Jason Lehmbeck is CEO and co-founder of DataPop, an online advertisement optimization company. Follow him on Twitter @jasonlehmbeck.

Last week, I read 15 alarming stats about the banner ad. The fun facts highlighted that there has got to be a better way in digital ad land. My favorite comment was to the effect of: TV ads suck, and many are ignored, so why should banners be blamed for sucking and being ignored? Others couldn’t help but roll out the old cliche that the CTR of banners is irrelevant. Banners, after all, have a secret superpower: the amazing, subliminal power, even when they’re being ignored.

I can’t lay the entire blame on the banner brigade. They get paid to believe this stuff. In the end, I think some of this is Mary Meeker’s fault. Don’t get me wrong: Meeker, the famous predictor of all-things-Internet, has done a whole lot of good bringing to light many of the most important trends in digital. But in digital ad land, she is giving the banner brigade false hope.

One of Meeker’s favorite charts highlights a basic data point that has become gospel for the banner brigade: Consumer attention is moving online. As attention moves online, ad dollars will automatically follow. The chart evokes a classic fairy tale with a happy ending. When the gap between attention and ad spend goes away, the banner brigade will be ready to take its rightful place as rulers of the ad world. But there are two significant assumptions baked into this magical chart that will likely sink the banner ship.

The first flawed assumption is a simple error of omission. The chart gives banner believers hope that there will be a direct transfer of dollars from offline to online. And there will just be a slight delay in that transfer as the old-time marketers catch up. What’s not accounted for in the chart is the disruptive impact the Internet is having on the ad industry as a whole. If you look at many industries affected by the Internet, the dollars don’t just move from offline to online. In many cases, the total dollar pie shrinks or shifts to entirely new categories, often due to new efficiencies and the creative destruction digital brings to old, antiquated industries.

The ad industry is no more immune to these reconfigurations than any other group, and we are already starting to see the hints of this with some marketers as they shift ad budget dollars to new categories like paid search and social CRM or simply reinvest some of their ad budget into improving the quality of their products.

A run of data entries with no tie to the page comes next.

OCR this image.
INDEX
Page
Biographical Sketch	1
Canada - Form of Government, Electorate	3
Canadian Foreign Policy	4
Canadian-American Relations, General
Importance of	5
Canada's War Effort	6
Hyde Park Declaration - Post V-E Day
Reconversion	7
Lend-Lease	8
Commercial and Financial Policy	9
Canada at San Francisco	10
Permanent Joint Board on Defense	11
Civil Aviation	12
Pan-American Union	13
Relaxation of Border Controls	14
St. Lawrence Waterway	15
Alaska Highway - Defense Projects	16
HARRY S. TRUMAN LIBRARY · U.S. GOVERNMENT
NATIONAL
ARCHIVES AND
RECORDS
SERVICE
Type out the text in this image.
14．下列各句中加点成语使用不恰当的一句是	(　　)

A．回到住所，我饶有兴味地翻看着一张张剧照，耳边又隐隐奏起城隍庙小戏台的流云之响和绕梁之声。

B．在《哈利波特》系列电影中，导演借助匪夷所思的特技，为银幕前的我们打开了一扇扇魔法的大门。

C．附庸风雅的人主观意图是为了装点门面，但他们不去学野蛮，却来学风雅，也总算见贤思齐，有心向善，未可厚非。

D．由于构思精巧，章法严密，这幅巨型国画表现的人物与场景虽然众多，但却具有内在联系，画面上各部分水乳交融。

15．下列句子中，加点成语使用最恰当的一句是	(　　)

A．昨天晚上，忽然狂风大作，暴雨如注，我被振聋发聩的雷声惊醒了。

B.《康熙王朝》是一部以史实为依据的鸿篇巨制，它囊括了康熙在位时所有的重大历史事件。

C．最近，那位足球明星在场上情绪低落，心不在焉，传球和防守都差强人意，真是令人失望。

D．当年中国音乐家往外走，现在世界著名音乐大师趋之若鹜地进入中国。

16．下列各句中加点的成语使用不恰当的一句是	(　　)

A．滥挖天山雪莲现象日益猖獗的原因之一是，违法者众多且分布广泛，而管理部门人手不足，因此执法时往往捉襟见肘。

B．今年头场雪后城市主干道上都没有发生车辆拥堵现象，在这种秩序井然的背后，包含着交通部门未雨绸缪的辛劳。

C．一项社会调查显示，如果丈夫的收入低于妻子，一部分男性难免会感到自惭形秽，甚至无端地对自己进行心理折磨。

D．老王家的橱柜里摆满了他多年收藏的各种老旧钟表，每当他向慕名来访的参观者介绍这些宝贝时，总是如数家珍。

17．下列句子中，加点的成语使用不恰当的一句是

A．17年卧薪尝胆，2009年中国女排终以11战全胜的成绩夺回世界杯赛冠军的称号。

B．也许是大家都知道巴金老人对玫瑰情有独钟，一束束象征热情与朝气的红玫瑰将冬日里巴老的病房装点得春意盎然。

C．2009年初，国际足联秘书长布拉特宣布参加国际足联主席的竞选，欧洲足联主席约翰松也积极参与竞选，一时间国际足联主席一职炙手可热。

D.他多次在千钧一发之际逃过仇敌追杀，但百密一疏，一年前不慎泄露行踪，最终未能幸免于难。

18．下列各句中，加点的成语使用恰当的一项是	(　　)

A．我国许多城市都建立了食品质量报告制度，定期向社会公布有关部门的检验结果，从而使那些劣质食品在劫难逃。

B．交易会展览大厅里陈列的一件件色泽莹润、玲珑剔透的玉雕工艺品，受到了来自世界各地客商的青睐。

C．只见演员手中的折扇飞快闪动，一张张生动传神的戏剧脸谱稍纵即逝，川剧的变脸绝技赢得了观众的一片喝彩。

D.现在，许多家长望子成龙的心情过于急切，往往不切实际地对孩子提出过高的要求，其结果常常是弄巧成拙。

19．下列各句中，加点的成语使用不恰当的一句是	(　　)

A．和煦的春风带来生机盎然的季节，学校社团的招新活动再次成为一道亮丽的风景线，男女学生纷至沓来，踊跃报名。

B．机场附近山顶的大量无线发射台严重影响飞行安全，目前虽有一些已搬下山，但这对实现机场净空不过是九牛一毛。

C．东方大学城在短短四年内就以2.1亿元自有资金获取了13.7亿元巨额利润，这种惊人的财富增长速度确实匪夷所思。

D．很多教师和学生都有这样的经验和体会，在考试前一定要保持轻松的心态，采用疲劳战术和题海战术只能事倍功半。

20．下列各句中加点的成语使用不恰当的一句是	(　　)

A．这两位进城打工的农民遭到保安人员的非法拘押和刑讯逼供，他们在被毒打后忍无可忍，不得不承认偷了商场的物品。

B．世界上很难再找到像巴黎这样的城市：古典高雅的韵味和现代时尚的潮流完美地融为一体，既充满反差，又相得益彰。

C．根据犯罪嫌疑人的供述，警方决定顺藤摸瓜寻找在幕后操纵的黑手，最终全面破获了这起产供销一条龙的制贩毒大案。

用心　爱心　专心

While the banner brigade hangs many of its hopes on this first assumption, it compounds it with a second, even more deadly, assumption. They don’t think that the reason for the gap between attention and spend is due to the inefficacy of the almighty banner. In fact, their excuse list includes everything else: bad metrics, unfair comparisons and ill-informed buyers, just to name a few. But, while they look for excuses to pin on the attention-spend gap, they miss an iceberg that’s looming large right in front of them. On the Internet, consumers have much more control over how they spend their attention, and many more options on where they can spend it. A box blaring stuff to distract them from their desired path is fatally flawed in this consumer-driven world. Banners are simply a crude attempt to take what has been done in other media and cram it in the way of consumers online. Consumers are voting with their eyes and clicks.

The answer, as an industry, isn’t to reshuffle the same old tired arguments and hope the ship doesn’t go down. The numbers Morrissey cites in his post should instead open our eyes to new possibilities. Building brands and moving product can now be accomplished by more than just buying reach and slinging banners. Oreo’s recent Twitter blitz during the Super Bowl blackout is just one of thousands of examples that showcase the potential of driving brand via digital. Native ads definitely have the hint of fad, but there is still a lot to be experimented with in the new formats and approaches being developed by various players in the space.

The diverse opportunities in social and mobile are often more CRM and content-focused than old-school marketing. But the rigor and creativity of the advertising community can, and should, be harnessed to drive major value in these new channels. Indeed, this creative vitality has already started to drive new innovations that marketers and consumers love. We, as an industry, are clearly just getting started. We should stop wasting our time on old arguments and worn out formats. The potential of digital advertising is still wide open. Let’s focus our collective efforts on building ad solutions that point to a better way for consumers, marketers and publishers.